An educator takes issue sharply with the currently popular notion that the first three years of life are crucially important for optimal brain development. Bruer, president of the James S. McDonnell Foundation, which funds research in mind, brain, and education, examines how folk beliefs about child development (as the twig is bent, etc.) became wedded to brain science. This union has, he asserts, led to what he calls the Myth, spread by the Carnegie Corporation’s reports Years of Promise and Starting Points, the 1997 White House Conference on Early Childhood Development and Learning, and the Rob Reiner Foundation’s I am Your Child public education campaign; these reports, he claims, are producing undue anxiety in parents and mistaken public policy.

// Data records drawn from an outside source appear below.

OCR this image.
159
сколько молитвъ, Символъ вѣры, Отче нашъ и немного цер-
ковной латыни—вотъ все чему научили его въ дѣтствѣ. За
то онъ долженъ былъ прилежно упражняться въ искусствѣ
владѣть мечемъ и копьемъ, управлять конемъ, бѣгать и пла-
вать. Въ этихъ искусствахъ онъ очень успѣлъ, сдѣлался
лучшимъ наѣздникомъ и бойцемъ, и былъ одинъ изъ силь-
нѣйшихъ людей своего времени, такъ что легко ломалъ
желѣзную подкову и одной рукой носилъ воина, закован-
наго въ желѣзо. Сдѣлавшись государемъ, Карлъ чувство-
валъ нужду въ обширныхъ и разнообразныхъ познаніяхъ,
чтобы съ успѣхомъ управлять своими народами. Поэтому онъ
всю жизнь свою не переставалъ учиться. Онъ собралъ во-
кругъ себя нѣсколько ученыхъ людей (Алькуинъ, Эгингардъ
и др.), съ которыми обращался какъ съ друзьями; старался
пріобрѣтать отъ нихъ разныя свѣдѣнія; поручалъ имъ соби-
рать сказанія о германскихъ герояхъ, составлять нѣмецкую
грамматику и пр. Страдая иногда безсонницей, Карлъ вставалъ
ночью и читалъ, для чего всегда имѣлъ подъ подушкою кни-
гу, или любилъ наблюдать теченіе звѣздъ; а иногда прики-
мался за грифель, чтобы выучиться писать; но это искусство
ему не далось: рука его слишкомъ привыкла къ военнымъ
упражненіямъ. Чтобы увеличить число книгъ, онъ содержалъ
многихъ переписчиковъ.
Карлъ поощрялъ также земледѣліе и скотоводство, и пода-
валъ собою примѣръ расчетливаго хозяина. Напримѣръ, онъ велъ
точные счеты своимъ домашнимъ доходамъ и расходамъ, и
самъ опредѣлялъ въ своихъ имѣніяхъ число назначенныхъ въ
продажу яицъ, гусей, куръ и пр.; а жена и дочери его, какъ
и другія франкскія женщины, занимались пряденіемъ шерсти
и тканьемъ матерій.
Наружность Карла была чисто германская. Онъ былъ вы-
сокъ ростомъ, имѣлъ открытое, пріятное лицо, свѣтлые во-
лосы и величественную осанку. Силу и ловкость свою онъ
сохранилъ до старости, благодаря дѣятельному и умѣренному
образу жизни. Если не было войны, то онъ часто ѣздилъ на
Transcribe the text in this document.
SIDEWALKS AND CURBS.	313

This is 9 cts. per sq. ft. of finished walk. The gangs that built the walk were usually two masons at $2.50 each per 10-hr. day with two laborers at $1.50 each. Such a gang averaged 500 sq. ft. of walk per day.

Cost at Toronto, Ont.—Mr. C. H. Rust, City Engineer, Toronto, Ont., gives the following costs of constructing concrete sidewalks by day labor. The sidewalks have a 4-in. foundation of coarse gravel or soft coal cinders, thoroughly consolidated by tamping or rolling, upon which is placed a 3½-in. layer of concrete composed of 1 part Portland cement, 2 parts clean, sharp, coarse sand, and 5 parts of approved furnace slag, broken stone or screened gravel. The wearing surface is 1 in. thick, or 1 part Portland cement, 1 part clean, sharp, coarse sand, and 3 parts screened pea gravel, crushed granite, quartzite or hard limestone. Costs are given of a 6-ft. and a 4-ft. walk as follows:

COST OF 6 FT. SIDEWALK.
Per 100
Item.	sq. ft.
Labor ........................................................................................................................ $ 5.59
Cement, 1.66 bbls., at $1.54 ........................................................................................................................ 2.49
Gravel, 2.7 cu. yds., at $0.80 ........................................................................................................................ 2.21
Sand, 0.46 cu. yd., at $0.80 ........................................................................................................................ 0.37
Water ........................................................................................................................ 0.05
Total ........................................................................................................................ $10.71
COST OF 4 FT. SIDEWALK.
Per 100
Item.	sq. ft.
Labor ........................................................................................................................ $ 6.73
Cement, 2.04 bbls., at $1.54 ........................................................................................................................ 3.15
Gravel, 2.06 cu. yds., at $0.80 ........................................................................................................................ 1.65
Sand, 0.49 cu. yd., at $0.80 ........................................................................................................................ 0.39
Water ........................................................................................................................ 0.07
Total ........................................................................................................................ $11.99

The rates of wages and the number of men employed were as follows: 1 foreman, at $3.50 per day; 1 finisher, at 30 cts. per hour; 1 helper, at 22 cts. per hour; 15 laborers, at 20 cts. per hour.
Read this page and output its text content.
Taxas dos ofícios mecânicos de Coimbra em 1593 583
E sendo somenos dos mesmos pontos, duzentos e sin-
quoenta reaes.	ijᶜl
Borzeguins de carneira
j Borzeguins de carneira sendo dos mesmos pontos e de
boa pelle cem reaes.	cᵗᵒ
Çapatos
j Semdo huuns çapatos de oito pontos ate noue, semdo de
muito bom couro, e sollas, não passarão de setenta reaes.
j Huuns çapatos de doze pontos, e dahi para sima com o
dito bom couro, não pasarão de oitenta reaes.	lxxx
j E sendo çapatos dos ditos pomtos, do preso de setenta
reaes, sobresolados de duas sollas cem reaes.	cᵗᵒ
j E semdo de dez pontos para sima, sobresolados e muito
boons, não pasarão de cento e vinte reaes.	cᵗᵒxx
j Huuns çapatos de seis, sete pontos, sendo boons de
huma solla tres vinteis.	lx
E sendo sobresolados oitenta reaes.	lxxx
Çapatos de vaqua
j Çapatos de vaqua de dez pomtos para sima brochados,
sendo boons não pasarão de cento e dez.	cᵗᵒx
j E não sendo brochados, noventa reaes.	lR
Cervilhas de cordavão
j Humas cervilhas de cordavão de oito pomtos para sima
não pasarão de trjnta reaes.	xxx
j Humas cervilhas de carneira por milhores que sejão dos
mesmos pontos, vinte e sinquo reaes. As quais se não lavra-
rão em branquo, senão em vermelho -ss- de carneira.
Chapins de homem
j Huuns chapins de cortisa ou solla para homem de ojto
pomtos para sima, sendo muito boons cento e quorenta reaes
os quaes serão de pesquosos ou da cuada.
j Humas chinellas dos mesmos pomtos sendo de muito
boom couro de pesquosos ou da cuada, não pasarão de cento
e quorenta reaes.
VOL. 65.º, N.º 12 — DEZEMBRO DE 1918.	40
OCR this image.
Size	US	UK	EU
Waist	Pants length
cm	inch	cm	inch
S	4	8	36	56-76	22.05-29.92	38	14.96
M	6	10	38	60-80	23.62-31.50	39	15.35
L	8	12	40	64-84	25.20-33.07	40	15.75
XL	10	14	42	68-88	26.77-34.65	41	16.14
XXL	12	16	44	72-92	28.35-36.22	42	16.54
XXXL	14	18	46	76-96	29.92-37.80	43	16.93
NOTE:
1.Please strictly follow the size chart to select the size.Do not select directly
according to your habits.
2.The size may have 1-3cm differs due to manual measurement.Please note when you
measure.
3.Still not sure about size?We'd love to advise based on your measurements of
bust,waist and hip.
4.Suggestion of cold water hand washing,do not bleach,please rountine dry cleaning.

Bruer warns that when policymakers adopt the belief that only in the first three years of a child’s life can any real differences be made, programs to help older children and adults are threatened. According to the Myth, that brief period, when the brain is rapidly forming synapses connecting nerve cells, provides a critical window of opportunity in which enriched environments and increased stimulation can help children build better brains. Advocates of the Myth, charges Bruer, have oversimplified and misinterpreted what neuroscience has revealed about synapse formation, critical periods, and enriched environments. Bruer looks at the research in these three areas, examines their implications for early childhood education, and concludes that research findings do not support the Myth. In his closing chapter he has reassuring advice to concerned parents of young children (stop worrying, but do see any vision or hearing problems are fixed promptly) and some stern counsel for the rest of us: be highly skeptical of any claims that human beings do not continue to learn and benefit from their experiences throughout life. In other words, abandon the Myth. Bruer has fired a well-loaded gun across some establishment bows. (For a different look at learning in the first three years, see Alison Gopnik et al., The Scientist in the Crib, p. TKTK.)